What can be seen as annoying can actually provide catharsis in seeing E.T. succeed in going home. The joy felt in accomplishing this is something viewers of the film can only empathize with. In this aspect, the game surpasses the film. It’s also here that we can derive meaning: One should never give up hope in the face of impossible odds.
But maybe that’s not all. What can we say about what the game represents? How does it fit into the context of its form. E.T. can be seen as a symbol of the typical failure of movie tie-ins. It’s an ultimate product of rushed productions. These reasons have secured its place in the history of video games.

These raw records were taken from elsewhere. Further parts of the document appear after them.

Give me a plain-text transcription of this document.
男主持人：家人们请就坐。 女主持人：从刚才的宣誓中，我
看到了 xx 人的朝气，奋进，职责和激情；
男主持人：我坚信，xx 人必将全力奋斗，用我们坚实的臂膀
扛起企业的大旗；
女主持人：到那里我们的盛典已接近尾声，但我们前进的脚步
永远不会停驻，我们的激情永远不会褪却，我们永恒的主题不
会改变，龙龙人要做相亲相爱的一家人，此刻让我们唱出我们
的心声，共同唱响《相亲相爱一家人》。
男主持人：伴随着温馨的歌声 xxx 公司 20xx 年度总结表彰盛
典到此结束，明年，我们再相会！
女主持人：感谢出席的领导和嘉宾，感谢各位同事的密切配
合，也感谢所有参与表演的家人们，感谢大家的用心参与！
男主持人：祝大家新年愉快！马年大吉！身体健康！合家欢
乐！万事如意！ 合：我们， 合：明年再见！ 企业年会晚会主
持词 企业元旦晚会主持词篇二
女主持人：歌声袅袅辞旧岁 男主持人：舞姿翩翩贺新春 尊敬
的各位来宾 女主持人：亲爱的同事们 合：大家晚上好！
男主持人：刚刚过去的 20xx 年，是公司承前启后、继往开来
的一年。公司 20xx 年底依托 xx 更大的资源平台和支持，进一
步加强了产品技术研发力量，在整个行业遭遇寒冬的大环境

For all these reasons, we should call a game like E.T. the Extra-Terrestrial a work of art. No doubt, my reasoning will not end the larger debate of whether video games as whole should be called art, but consider this me throwing my hat in the ring. People will lump video games with sports and traditional games as an excuse for excluding them from the all elusive club that they call art, but I ask you, why can’t games or sports be considered art? Why do we feel compelled to create a class system and shut out other venues? Why do we take art and give it different definitions? I see this as a form of segregation. I for one reject this belief system, and encourage you to do the same.